Hi, my name is Tim, I'm 17 years old, and I have to say that I used to have a TSS (therapeutic support staff) and BSC (Behavior Specialist) at school, but recently in 9th Grade, it was come to agreement that I didn't need a TSS and/or BSC. I needed a TSS & BSC at the time due to some trouble with anger, social skills, etc.
Now, this January, I had a horrible incident that led my frustration to trashing the house. After that, it was come to agreement, with even me, that I needed help with my anger, my social skills, and my life. Of course after I did trash the house, my Mom had to call the cops and I was transported to a hospital, then to Philhaven, which is a treatment center. After spending a whole week in Philhaven, some major changes had to be made (meds, scheduling, etc.) and, before I knew it, I had to have a TSS & BSC again. This time, for home.

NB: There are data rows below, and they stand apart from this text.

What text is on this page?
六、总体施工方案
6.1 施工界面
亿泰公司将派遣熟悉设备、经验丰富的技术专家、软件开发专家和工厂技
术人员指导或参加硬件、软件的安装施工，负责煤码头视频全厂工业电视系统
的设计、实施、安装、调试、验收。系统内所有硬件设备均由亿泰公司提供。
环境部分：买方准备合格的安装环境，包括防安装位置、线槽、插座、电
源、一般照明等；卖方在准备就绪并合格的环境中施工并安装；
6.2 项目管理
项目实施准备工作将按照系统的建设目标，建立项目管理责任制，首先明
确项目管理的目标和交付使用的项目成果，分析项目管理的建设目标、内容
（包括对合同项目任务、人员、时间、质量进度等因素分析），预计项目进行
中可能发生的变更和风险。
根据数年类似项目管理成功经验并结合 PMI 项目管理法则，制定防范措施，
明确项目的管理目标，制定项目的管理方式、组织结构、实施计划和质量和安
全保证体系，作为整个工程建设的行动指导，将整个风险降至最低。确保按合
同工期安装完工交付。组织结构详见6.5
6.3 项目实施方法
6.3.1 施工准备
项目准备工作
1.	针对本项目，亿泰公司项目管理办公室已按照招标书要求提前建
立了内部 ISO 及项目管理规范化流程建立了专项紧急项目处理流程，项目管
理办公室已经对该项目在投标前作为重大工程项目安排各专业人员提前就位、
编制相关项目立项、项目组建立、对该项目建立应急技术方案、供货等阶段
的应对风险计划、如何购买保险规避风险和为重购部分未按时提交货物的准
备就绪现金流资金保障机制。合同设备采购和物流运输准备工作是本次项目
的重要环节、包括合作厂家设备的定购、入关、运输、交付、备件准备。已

Apparently, I am doing pretty good with my psychiatrist, I'm doing okay with my BSC, but the most trouble I am having with my TSS. Now, I do realize that my TSS, John, is still trying to learn how to help me, but I am feeling really like an emotional mess being with him about 2-some hours a day, 10-some hours a week. For example, I start getting a little stressed, he starts doing something that adds stress, I get more stressed, then the stress level gets too much for him to deal with normally that he has to add "consequences" or warning of "consequences" to play. Now, how am I suppose to not feel like reacting so angerly if he's doing that!?
Now, I realize I need to be accountable for my own behavior, but shouldn't the TSS be accountable, too, if he does something that isn't helping?
I wish there was someone that could give me advice about this or making an encouragement of something like "I know exactly what that's like." I just came home from a very stressful situation, so I guess that's why I posted this, as I came home as nervous as heck.
Does anyone have any advice on this situation?